Sementara itu, Fungsional Pengantar Kerja Disnaker Parepare, Yudha, mengatakan pemerintah daerah terus memberikan stimulus peningkatan kompetensi bagi para fresh graduate melalui berbagai program pelatihan.
Menurutnya, efisiensi anggaran tidak menghalangi Disnaker untuk mencari sumber dukungan lain. Salah satunya melalui kerja sama dengan BPVP Kementerian Ketenagakerjaan di Pangkep, Makassar, dan Bantaeng.
“Selain pelatihan, kami juga mendorong angkatan kerja baru memanfaatkan program pemagangan ke Jepang karena peluang kerjanya sangat besar,” ujar Yudha.
Disnaker juga mengoptimalkan program Wajib Lapor Lowongan. Melalui program tersebut, perusahaan didorong melaporkan lowongan pekerjaan sehingga informasi kesempatan kerja dapat lebih cepat diakses oleh pencari kerja.
Pemerintah daerah juga mendorong sekolah menengah dan perguruan tinggi membangun kemitraan dengan dunia usaha.
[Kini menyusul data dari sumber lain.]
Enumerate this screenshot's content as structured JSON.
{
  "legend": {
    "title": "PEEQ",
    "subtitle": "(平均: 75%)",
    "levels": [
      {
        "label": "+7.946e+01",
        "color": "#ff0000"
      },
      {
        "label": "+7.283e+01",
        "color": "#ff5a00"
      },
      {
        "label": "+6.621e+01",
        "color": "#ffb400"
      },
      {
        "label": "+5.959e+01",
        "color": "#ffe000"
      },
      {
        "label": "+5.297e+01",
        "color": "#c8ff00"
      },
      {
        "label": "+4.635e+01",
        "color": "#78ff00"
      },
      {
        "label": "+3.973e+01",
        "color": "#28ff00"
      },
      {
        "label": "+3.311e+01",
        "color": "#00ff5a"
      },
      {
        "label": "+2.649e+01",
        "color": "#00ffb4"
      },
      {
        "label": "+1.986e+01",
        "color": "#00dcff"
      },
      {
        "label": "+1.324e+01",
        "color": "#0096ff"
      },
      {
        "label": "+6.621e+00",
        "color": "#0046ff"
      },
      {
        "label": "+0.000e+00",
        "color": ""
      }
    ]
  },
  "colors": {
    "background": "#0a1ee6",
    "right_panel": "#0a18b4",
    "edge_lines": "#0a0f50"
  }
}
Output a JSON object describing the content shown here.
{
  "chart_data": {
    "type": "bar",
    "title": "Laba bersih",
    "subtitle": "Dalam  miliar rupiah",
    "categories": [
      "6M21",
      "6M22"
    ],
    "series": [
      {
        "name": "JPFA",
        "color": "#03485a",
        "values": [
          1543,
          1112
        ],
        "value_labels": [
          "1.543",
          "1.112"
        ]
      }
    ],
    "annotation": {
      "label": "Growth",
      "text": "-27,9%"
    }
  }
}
Langkah ini diharapkan dapat memberikan kesempatan magang kepada siswa dan mahasiswa sebelum mereka memasuki dunia kerja.
“Karena Parepare bukan kota industri, kami juga sedang mengupayakan kerja sama penempatan tenaga kerja dengan Kawasan Industri Makassar dan kawasan industri IMIP Morowali,” kata Yudha.
“Kami berharap kerja sama ini segera terwujud sehingga semakin banyak warga Parepare memperoleh kesempatan kerja,” pungkasnya.